A lifelong sufferer of ill-health, Lord Spencer died on 31 October 1783 in Bath at the age of 48. An extravagant man, he left their son with enormous debts, but, according to Richard Milward, also "greatly increased his family estates and its prestige by being the employer of leading architects, the collector of Italian paintings." Lady Spencer had liked to gamble but gave up the habit during her widowhood; she cautioned her daughters of the dangers of incurring large debts, although her warnings largely went unheeded.

In 1785, Henrietta gave birth to a daughter, Caroline. Lady Spencer stayed with them for ten days to help care for the child, finding that Caroline only slept when sleeping with her grandmother. Lady Spencer departed when she was satisfied that mother and daughter were "vastly well," although she often returned to visit the family. She took an active role in Caroline's upbringing. Lady Spencer died on 18 March 1814 at St. Albans, and was buried twelve days later at Brington, Northamptonshire.

==Family==
With John Spencer, 1st Earl Spencer, Georgiana Poyntz had five children (including two daughters who died in infancy).

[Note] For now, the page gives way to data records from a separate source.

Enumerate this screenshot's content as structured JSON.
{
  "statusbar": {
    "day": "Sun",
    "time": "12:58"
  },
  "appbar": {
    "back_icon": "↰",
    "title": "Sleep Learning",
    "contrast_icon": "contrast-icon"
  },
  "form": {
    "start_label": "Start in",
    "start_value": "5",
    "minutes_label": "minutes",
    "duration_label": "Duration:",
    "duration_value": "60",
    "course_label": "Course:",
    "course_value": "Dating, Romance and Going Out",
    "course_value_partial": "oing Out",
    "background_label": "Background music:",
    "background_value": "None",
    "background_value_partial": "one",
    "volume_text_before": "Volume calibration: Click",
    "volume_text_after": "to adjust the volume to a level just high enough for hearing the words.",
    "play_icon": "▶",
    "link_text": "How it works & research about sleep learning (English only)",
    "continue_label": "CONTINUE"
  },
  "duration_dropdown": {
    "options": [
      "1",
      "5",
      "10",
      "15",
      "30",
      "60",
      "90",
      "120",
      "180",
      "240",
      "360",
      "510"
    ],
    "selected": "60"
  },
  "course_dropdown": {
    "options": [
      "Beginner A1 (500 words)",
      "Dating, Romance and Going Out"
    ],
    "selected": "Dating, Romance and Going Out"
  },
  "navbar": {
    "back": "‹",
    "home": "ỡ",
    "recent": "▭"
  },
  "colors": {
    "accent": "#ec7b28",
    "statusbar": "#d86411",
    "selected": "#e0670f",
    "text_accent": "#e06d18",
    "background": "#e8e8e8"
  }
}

- Lady Georgiana Spencer (7 June 1757-1806), married William Cavendish, 5th Duke of Devonshire, and had issue.
- George John Spencer, 2nd Earl Spencer (1758-1834), married Lady Lavinia Bingham, daughter of Charles Bingham, 1st Earl of Lucan, and had issue.
- Lady Henrietta Frances Spencer (1761-1821), married Frederick Ponsonby, 3rd Earl of Bessborough, and had issue.
- Lady Charlotte Spencer (1765-1766), died in infancy.
- Lady Louisa Spencer (4 April 1769-17 April 1769), died in infancy.